Thus ##( r_{ij} ) = \sum_{i,j =1}^n r_{ij} e_{ij}## ; addition is componentwise and multiplication is given according to the rule

##( r_1 e_{ij} ) ( r_2 e_{uv} ) = \delta_{ju} (r_1 r_2) e_{iv}##

... ... ... "

I am having trouble understanding the rule ##( r_1 e_{ij} ) ( r_2 e_{uv} ) = \delta_{ju} (r_1 r_2) e_{iv}## ... ...
What are ##r_1## and ##r_2## ... where exactly do they come from ...
Can someone please explain the rule to me ...?

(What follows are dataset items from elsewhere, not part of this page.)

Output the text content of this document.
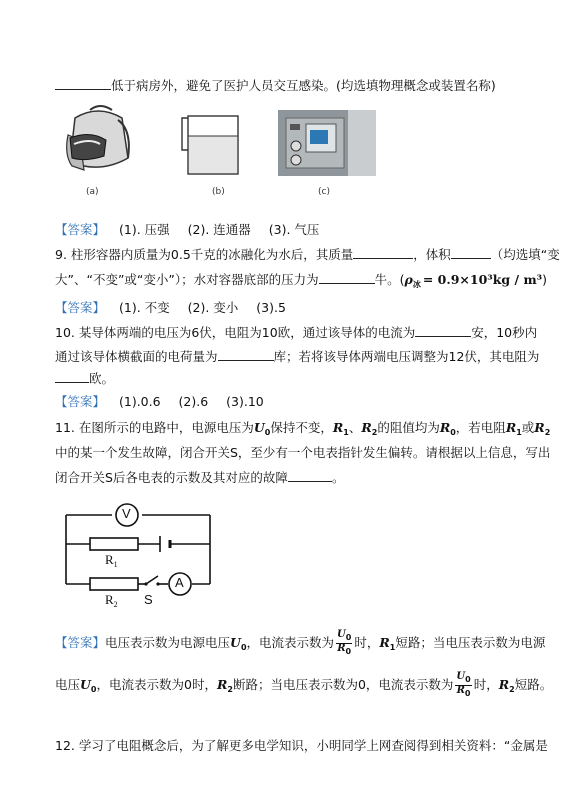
低于病房外，避免了医护人员交互感染。(均选填物理概念或装置名称)
(a)	(b)	(c)
【答案】 (1). 压强 (2). 连通器 (3). 气压
9. 柱形容器内质量为0.5千克的冰融化为水后，其质量	，体积	（均选填“变
大”、“不变”或“变小”）；水对容器底部的压力为	牛。$(\rho_冰 = 0.9\times 10^3kg / m^3)$
【答案】 (1). 不变 (2). 变小 (3).5
10. 某导体两端的电压为6伏，电阻为10欧，通过该导体的电流为	安，10秒内
通过该导体横截面的电荷量为	库；若将该导体两端电压调整为12伏，其电阻为
欧。
【答案】 (1).0.6 (2).6 (3).10
11. 在图所示的电路中，电源电压为$U_0$保持不变，$R_1$、$R_2$的阻值均为$R_0$，若电阻$R_1$或$R_2$
中的某一个发生故障，闭合开关S，至少有一个电表指针发生偏转。请根据以上信息，写出
闭合开关S后各电表的示数及其对应的故障	。
V
A
$R_1$
$R_2$ S
【答案】电压表示数为电源电压$U_0$，电流表示数为 $\frac{U_0}{R_0}$ 时，$R_1$短路；当电压表示数为电源
电压$U_0$，电流表示数为0时，$R_2$断路；当电压表示数为0，电流表示数为 $\frac{U_0}{R_0}$ 时，$R_2$短路。
12. 学习了电阻概念后，为了解更多电学知识，小明同学上网查阅得到相关资料：“金属是
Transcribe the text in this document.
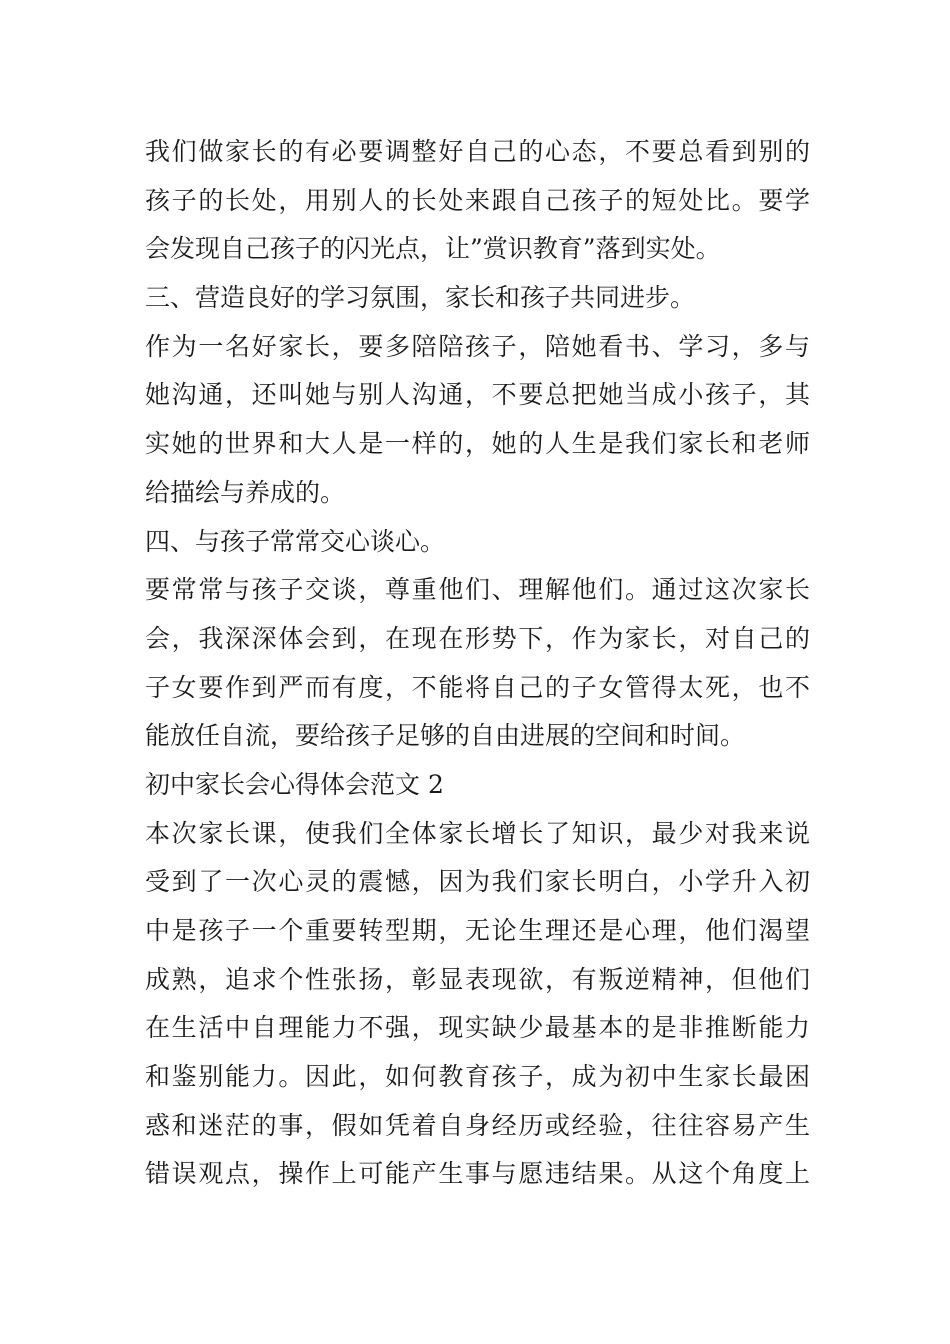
我们做家长的有必要调整好自己的心态，不要总看到别的
孩子的长处，用别人的长处来跟自己孩子的短处比。要学
会发现自己孩子的闪光点，让”赏识教育”落到实处。
三、营造良好的学习氛围，家长和孩子共同进步。
作为一名好家长，要多陪陪孩子，陪她看书、学习，多与
她沟通，还叫她与别人沟通，不要总把她当成小孩子，其
实她的世界和大人是一样的，她的人生是我们家长和老师
给描绘与养成的。
四、与孩子常常交心谈心。
要常常与孩子交谈，尊重他们、理解他们。通过这次家长
会，我深深体会到，在现在形势下，作为家长，对自己的
子女要作到严而有度，不能将自己的子女管得太死，也不
能放任自流，要给孩子足够的自由进展的空间和时间。
初中家长会心得体会范文 2
本次家长课，使我们全体家长增长了知识，最少对我来说
受到了一次心灵的震憾，因为我们家长明白，小学升入初
中是孩子一个重要转型期，无论生理还是心理，他们渴望
成熟，追求个性张扬，彰显表现欲，有叛逆精神，但他们
在生活中自理能力不强，现实缺少最基本的是非推断能力
和鉴别能力。因此，如何教育孩子，成为初中生家长最困
惑和迷茫的事，假如凭着自身经历或经验，往往容易产生
错误观点，操作上可能产生事与愿违结果。从这个角度上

To take a specific example ... suppose we are dealing with ##M_2 ( \mathbb{Z} )## and we have two matrices ...
##P = \begin{pmatrix} 1 & 3 \\ 5 & 4 \end{pmatrix}##
and ##Q = \begin{pmatrix} 2 & 1 \\ 3 & 3 \end{pmatrix}## ...

In this specific case, what are ##r_1## and ##r_2## ... ... and how would the rule in question work ...?Hope someone can help ...

Peter
In this case, ##r_1## and ##r_2## are simply two arbitrary scalars, i.e. elements of ##R##.
I wished you would have chosen an example with more zeros ...
So here we go:

##P = 1 \cdot e_{11}+ 3 \cdot e_{12} + 5 \cdot e_{21} + 4 \cdot e_{22}## and ##Q = 2 \cdot e_{11}+ 1 \cdot e_{12} + 3 \cdot e_{21} + 3 \cdot e_{22}## or

$$P= 1 \cdot \begin{pmatrix} 1 & 0 \\0 & 0 \end{pmatrix}+3 \cdot \begin{pmatrix} 0 & 1 \\ 0 & 0 \end{pmatrix} +5 \cdot \begin{pmatrix} 0 & 0 \\ 1 & 0 \end{pmatrix} + 4 \cdot \begin{pmatrix} 0 & 0 \\ 0 & 1 \end{pmatrix}$$
and
$$Q= 2 \cdot \begin{pmatrix} 1 & 0 \\0 & 0 \end{pmatrix}+1 \cdot \begin{pmatrix} 0 & 1 \\ 0 & 0 \end{pmatrix} +3 \cdot \begin{pmatrix} 0 & 0 \\ 1 & 0 \end{pmatrix} + 3 \cdot \begin{pmatrix} 0 & 0 \\ 0 & 1 \end{pmatrix}$$

And because matrix multiplication is row times column ##e_{ij} \cdot e_{kl} = \delta_{jk} \cdot e_{il}##.
The scalars ##r_1,r_2## or ##\{1,3,5,4\}## and ##\{2,1,3,3\}## in your cases may stand anywhere, usually left to the basis, as they are the coefficients of the matrices ##P,Q## regarded as elements of the ##\mathbb{Z}-##module ##\mathbb{M}_2(\mathbb{Z})## with the basis ## \{e_{ij}\}##. If you take a field instead of the integers, you get a vector space, which of course is still a ring and therefore an algebra.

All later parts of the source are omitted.